Fecal Incontinence
Fecal Incontinence, characterized by an inability to control bowel movements, can occur for many reasons. It may be caused by an abscess or inflammation in the rectum, anus or perianal area. Other causes include damage to the anal sphincter from trauma, complications during childbirth, or the result of a previous operation. It can stem from an injury or disorder of the nervous system. Fecal impaction or muscle atrophy in an elderly patient can also lead to incontinence. While age-onset incontinence is less responsive to surgical treatment, surgical correction can be performed in some instances, especially if the underlying cause of the incontinence is anal sphincter abnormality.

This is a common, embarrassing, and socially isolating constellation of symptoms. You may have loss of control of gas, liquid stool or solid stool. You may be wearing pads to absorb leakage. You may be rerouting your life to avoid situations in which a commode is not easily available, or packing additional clothing and pads in case an 'accident' occurs. This problem affects of women under the age of 45, but increases to x% of women greater than xx. Women are affected at a greater rate, but men are not exempt, with X% affected under the age of 45, and X% over the age of xx. Many nursing home residents are affected by this problem, which may cost our economy over $1 billion/year in incontinence pads alone.

While it is often thought that this is an issue of the elderly and infirm, the most common group of individuals affected are those woman having suffered an injury related to childbirth. An episiotomy is an incision from the vagina to the area of the anus, allowing the newborn's head to emerge without an uncontrolled tear into or through the anal sphincter muscles. If the repair becomes infected or if a tear occurs, the sphincter muscles are at risk for injury, thus affecting continence. The use of forceps, large birthweight infant, or prolonged labor may also contribute to injury of the muscles, but also to the nerves to this area.

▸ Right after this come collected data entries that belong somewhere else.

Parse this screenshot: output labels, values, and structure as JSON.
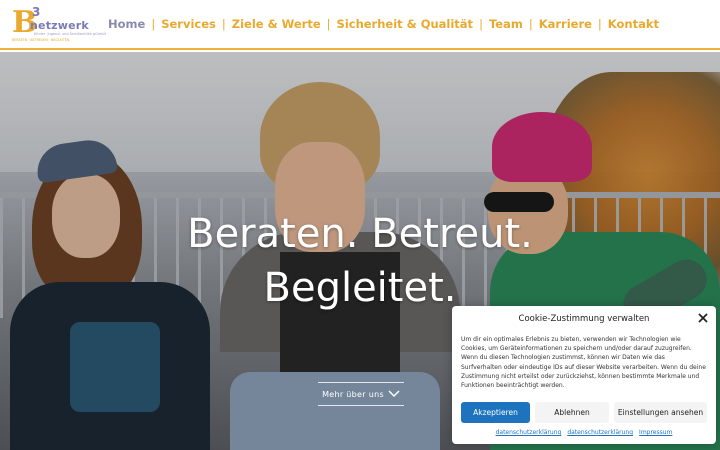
{
  "logo": {
    "letter": "B",
    "superscript": "3",
    "word": "netzwerk",
    "tagline": "Kinder, Jugend- und Familienhilfe gGmbH",
    "subline": "BERATEN · BETREUEN · BEGLEITEN"
  },
  "nav": {
    "items": [
      {
        "label": "Home",
        "active": true
      },
      {
        "label": "Services",
        "active": false
      },
      {
        "label": "Ziele & Werte",
        "active": false
      },
      {
        "label": "Sicherheit & Qualität",
        "active": false
      },
      {
        "label": "Team",
        "active": false
      },
      {
        "label": "Karriere",
        "active": false
      },
      {
        "label": "Kontakt",
        "active": false
      }
    ],
    "separator": "|"
  },
  "hero": {
    "line1": "Beraten. Betreut.",
    "line2": "Begleitet.",
    "cta": "Mehr über uns"
  },
  "cookie": {
    "title": "Cookie-Zustimmung verwalten",
    "text": "Um dir ein optimales Erlebnis zu bieten, verwenden wir Technologien wie Cookies, um Geräteinformationen zu speichern und/oder darauf zuzugreifen. Wenn du diesen Technologien zustimmst, können wir Daten wie das Surfverhalten oder eindeutige IDs auf dieser Website verarbeiten. Wenn du deine Zustimmung nicht erteilst oder zurückziehst, können bestimmte Merkmale und Funktionen beeinträchtigt werden.",
    "accept": "Akzeptieren",
    "deny": "Ablehnen",
    "prefs": "Einstellungen ansehen",
    "links": [
      "datenschutzerklärung",
      "datenschutzerklärung",
      "Impressum"
    ]
  },
  "colors": {
    "accent": "#e9a92f",
    "nav_active": "#8a8aae",
    "button_primary": "#1e73be"
  }
}
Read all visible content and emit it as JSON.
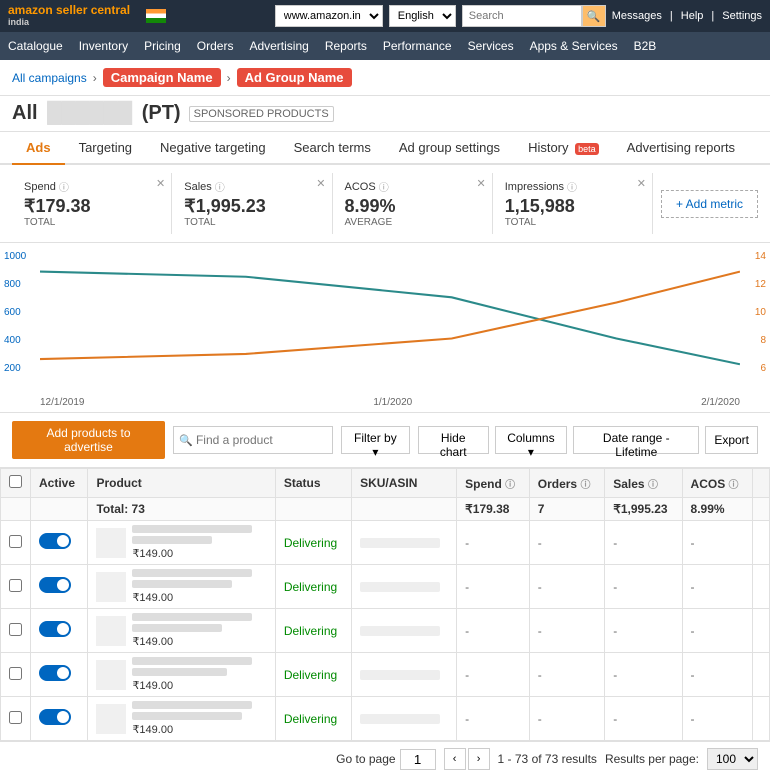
{
  "topNav": {
    "logo": "amazon seller central",
    "logoSub": "india",
    "urlValue": "www.amazon.in",
    "lang": "English",
    "searchPlaceholder": "Search",
    "links": [
      "Messages",
      "Help",
      "Settings"
    ]
  },
  "menuBar": {
    "items": [
      "Catalogue",
      "Inventory",
      "Pricing",
      "Orders",
      "Advertising",
      "Reports",
      "Performance",
      "Services",
      "Apps & Services",
      "B2B"
    ]
  },
  "breadcrumb": {
    "allCampaigns": "All campaigns",
    "campaignName": "Campaign Name",
    "adGroupName": "Ad Group Name"
  },
  "pageTitle": {
    "prefix": "All",
    "blurred": "██████",
    "suffix": "(PT)",
    "sponsored": "SPONSORED PRODUCTS"
  },
  "tabs": {
    "items": [
      "Ads",
      "Targeting",
      "Negative targeting",
      "Search terms",
      "Ad group settings",
      "History",
      "Advertising reports"
    ],
    "historyBadge": "beta",
    "activeTab": "Ads"
  },
  "metrics": {
    "spend": {
      "label": "Spend",
      "value": "₹179.38",
      "sub": "TOTAL"
    },
    "sales": {
      "label": "Sales",
      "value": "₹1,995.23",
      "sub": "TOTAL"
    },
    "acos": {
      "label": "ACOS",
      "value": "8.99%",
      "sub": "AVERAGE"
    },
    "impressions": {
      "label": "Impressions",
      "value": "1,15,988",
      "sub": "TOTAL"
    },
    "addMetric": "+ Add metric"
  },
  "chart": {
    "yLeftLabels": [
      "1000",
      "800",
      "600",
      "400",
      "200"
    ],
    "yRightLabels": [
      "14",
      "12",
      "10",
      "8",
      "6"
    ],
    "xLabels": [
      "12/1/2019",
      "1/1/2020",
      "2/1/2020"
    ]
  },
  "toolbar": {
    "addProducts": "Add products to advertise",
    "searchPlaceholder": "Find a product",
    "filterBy": "Filter by",
    "hideChart": "Hide chart",
    "columns": "Columns",
    "dateRange": "Date range - Lifetime",
    "export": "Export"
  },
  "table": {
    "headers": [
      "",
      "Active",
      "Product",
      "Status",
      "SKU/ASIN",
      "Spend",
      "Orders",
      "Sales",
      "ACOS"
    ],
    "totalRow": {
      "label": "Total: 73",
      "spend": "₹179.38",
      "orders": "7",
      "sales": "₹1,995.23",
      "acos": "8.99%"
    },
    "rows": [
      {
        "status": "Delivering",
        "price": "₹149.00",
        "spend": "-",
        "orders": "-",
        "sales": "-",
        "acos": "-"
      },
      {
        "status": "Delivering",
        "price": "₹149.00",
        "spend": "-",
        "orders": "-",
        "sales": "-",
        "acos": "-"
      },
      {
        "status": "Delivering",
        "price": "₹149.00",
        "spend": "-",
        "orders": "-",
        "sales": "-",
        "acos": "-"
      },
      {
        "status": "Delivering",
        "price": "₹149.00",
        "spend": "-",
        "orders": "-",
        "sales": "-",
        "acos": "-"
      },
      {
        "status": "Delivering",
        "price": "₹149.00",
        "spend": "-",
        "orders": "-",
        "sales": "-",
        "acos": "-"
      }
    ]
  },
  "footer": {
    "gotoPage": "Go to page",
    "pageValue": "1",
    "resultsInfo": "1 - 73 of 73 results",
    "perPage": "Results per page:",
    "perPageValue": "100"
  }
}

Other possibilities for injury include trauma from anorectal surgery, inflammatory bowel disease, diseases which cause nerve injury, such as diabetes, etc.

After a careful history to elicit some of these possibilities, your physician will complete a careful examination of your anus, perineum, and rectum. Several diagnostic studies may be requested to further delineate your anatomy, the possibility of nerve injury, the possibility of alternative pathology. Anorectal manometry quantitates the ability of your sphincter muscles to squeeze, at both a resting and conscious squeezing state. A thin probe is inserted into your anorectum, and measurements of your sphincter muscles are taken. The probe may also identify a specific area of weakness. Evaluation of the ability of your rectum to stretch to accommodate a fecal bolus, the ability to pass the probe with a balloon filled with water, simulating a fecal bolus may also be evaluated. Anal ultrasound may be used to look at the anatomy of the sphincter muscles. Particularly, in woman who have had birth associated injuries, the sphincter muscle located nearest to the vagina may be very thin or absent. The scar can also be examined. The nerves must also be evaluated, since evidence of injury of one or both pudendal nerves has, in some studies, been associated with a less successful outcome following sphincter repair, also known as sphincteroplasty. Pudendal nerve motor terminal latency or electromyelogram will be used to assess residual nerve function. In pudendal nerve assessment, a probe is connected to a gloved finger, and an electrical impulse is generated. The duration of time required for the nerve to sense the impulse and generate a muscular contraction is measured as a 'latency'. If this examination is not available, an electromyelogram or "EMG" may be required to determine the nerve function. This test involves placement of tiny needle electrodes around the anus. Though slightly uncomfortable, the examination gives additional information regarding the neuromuscular units. Finally, corollary examinations such as defecography may be necessary. In this exami nation, pastelike material is injected into your anus, and expulsion of the material is viewed using fluoroscopy. Such an examination may delineate internal prolapse, rectocele. Colonoscopy, sigmoidoscopy or anoscopy may be necessary as screening examinations to ensure that growths or inflammatory pathology is not responsible for your symptoms.

Treatment for this problem is varied and depends on the nature and severity of the symptoms. Mild incontinence may be treated with dietary changes and medicines, which may thicken the stool and permit better control. If diarrhea or colitis ("inflammation of the colon") is responsible for your symptoms, treatment of the underlying disorder may alleviate your incontinence. If the incontinence is based on injury to the anal sphincter muscles, surgical repair may be warranted. If the nerves are injured and/or there is an injury to the muscles, newer techniques including nerve stimulation or implantation of an artificial sphincter mechanism may be helpful. Biofeedback may be utilized to teach you how to sense the presence of stool or gas, and may be used to teach you how to strengthen the muscles you have. Finally, if all else fails, a colostomy may be warranted.

Though this problem can be devastating, there are many avenues of investigation and treatment which can now be offered. The first step is to recognize your symptoms, and to have your physician direct you to a specialist committed to dealing with this challenging array of problems.